Le président chinois Xi Jinping et la présidente de la Commission européenne Ursula von der Leyen lors d'une rencontre en juin 2023. (Source : Ministère chinois des Affaires étrangères) |
Face aux défis géopolitiques, l’Europe a besoin d’une approche plus pragmatique face à la Chine, combinant une stratégie de « coexistence » et de « réduction des risques ». Cela comprend l’élargissement des liens avec des partenaires tels que l’Australie, l’Inde, le Japon, l’ASEAN et la réduction de la dépendance vis-à-vis de Pékin dans des domaines clés tels que l’énergie et la transformation numérique.

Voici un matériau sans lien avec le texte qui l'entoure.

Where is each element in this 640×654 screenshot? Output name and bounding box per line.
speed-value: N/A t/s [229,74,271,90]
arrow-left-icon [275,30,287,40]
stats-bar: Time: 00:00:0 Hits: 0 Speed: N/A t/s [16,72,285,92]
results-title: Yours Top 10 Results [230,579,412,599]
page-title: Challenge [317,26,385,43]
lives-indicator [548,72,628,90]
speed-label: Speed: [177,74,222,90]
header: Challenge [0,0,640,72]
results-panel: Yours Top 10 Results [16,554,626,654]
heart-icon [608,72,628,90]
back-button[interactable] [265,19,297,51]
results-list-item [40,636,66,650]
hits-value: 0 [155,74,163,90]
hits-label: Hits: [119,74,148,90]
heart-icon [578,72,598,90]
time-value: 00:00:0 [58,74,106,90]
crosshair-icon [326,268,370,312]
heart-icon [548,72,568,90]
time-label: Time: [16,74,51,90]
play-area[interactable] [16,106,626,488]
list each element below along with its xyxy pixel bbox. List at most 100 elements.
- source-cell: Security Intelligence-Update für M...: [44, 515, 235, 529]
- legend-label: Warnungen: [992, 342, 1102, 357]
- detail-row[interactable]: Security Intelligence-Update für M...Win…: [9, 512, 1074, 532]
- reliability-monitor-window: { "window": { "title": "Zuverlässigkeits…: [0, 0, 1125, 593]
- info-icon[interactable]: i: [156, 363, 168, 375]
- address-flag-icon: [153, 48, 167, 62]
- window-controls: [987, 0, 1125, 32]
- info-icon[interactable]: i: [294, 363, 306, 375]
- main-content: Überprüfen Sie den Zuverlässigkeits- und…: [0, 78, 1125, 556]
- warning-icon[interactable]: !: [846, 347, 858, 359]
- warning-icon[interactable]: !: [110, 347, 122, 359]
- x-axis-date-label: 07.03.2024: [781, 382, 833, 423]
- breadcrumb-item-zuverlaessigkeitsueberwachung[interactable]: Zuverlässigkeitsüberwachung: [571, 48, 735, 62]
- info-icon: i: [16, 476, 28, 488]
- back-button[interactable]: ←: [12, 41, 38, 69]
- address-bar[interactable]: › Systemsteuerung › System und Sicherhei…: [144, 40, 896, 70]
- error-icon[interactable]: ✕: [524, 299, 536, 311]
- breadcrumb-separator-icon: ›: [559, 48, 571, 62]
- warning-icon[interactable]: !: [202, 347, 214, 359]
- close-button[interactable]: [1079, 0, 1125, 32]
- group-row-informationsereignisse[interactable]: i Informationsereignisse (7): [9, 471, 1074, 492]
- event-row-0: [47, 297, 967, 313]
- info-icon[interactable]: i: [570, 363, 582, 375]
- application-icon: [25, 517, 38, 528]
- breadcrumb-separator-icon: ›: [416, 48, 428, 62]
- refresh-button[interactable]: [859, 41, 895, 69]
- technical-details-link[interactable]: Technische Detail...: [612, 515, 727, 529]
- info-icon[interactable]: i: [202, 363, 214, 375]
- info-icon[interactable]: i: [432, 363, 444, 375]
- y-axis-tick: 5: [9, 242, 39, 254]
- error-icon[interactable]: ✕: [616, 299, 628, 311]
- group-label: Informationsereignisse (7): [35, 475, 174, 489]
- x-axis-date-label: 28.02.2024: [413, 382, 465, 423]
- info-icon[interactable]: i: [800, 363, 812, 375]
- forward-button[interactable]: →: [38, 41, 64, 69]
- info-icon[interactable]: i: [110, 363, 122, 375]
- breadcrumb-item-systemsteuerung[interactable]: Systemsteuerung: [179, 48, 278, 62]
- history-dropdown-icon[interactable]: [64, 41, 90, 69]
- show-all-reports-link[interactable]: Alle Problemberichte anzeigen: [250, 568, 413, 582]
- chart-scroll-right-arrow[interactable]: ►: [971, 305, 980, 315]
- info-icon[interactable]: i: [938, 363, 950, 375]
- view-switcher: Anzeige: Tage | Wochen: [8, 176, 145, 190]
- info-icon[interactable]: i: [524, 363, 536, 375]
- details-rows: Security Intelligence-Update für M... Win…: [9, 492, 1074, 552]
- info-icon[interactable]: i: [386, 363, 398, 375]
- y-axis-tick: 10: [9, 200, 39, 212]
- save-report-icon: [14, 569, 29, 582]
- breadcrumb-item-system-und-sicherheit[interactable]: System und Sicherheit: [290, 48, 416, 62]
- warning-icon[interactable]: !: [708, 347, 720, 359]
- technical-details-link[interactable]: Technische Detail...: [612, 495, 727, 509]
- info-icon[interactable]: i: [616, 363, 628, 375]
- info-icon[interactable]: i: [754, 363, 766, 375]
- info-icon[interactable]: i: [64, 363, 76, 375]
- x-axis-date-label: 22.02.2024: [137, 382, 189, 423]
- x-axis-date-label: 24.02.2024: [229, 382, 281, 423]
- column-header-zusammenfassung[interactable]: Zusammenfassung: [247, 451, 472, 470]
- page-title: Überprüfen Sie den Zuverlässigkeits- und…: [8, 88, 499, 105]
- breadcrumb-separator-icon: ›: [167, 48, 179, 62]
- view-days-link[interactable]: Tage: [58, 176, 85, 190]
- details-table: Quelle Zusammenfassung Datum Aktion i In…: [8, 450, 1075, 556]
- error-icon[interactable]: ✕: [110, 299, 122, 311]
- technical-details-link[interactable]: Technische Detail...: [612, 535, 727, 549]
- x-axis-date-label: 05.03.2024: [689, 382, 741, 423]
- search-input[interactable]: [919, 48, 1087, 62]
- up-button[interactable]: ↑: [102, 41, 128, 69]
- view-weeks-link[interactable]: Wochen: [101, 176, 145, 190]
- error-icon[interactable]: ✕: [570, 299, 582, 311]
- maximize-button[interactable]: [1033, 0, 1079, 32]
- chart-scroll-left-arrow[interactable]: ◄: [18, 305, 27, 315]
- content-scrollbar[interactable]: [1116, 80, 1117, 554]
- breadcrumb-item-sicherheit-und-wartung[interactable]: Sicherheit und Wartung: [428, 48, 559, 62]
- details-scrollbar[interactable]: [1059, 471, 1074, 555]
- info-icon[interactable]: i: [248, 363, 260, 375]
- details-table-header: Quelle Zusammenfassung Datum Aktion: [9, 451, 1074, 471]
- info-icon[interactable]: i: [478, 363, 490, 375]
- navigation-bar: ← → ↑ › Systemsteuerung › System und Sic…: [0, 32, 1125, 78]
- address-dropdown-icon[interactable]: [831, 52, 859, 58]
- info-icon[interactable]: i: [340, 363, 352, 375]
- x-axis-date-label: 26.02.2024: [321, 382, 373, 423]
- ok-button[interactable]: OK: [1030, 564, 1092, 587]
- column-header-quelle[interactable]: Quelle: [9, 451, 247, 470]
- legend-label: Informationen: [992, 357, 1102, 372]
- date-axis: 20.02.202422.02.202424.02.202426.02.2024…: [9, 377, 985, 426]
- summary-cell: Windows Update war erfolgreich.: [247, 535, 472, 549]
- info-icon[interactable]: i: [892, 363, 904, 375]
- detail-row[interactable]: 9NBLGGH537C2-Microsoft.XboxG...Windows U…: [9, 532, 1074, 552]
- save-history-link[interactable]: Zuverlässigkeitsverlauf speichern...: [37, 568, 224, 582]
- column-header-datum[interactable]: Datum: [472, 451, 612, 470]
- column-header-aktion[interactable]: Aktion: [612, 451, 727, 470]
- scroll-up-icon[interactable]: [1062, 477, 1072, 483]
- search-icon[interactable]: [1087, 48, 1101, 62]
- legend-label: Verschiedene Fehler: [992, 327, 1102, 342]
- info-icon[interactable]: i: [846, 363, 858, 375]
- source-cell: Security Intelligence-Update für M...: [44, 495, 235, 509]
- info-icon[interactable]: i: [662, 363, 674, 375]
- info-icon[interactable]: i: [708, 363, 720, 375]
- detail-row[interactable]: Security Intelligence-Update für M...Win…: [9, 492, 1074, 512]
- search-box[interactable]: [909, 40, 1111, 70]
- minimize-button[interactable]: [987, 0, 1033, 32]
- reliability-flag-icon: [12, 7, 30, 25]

Bien que ce processus soit engagé, l’UE doit encore trouver un équilibre entre la diversification de ses partenaires et la prévention des conflits inutiles. L’autonomie européenne doit se démontrer par des actions concrètes, allant des investissements militaires à une politique étrangère cohérente.
Dans le même temps, le vieux continent a toujours besoin de maintenir ses liens transatlantiques, quel que soit le président qui dirige la Maison Blanche.
En équilibrant l’autonomie et la construction de partenariats sélectifs, l’Europe peut protéger ses intérêts et maintenir son rôle dans un ordre mondial de plus en plus fragmenté. Le succès de cette stratégie déterminera si l’Europe deviendra un acteur indépendant et résilient ou si elle sera marginalisée géopolitiquement.
(*) M. Shiwen Yap est un chercheur indépendant et un investisseur en capital-risque à Singapour, spécialisé dans le développement de marché et la stratégie commerciale pour les startups en phase de démarrage et les petites et moyennes entreprises (PME). Il possède une expertise dans la mise en œuvre de stratégies de mise sur le marché et dans l’analyse de l’impact des problèmes mondiaux sur les opérations commerciales.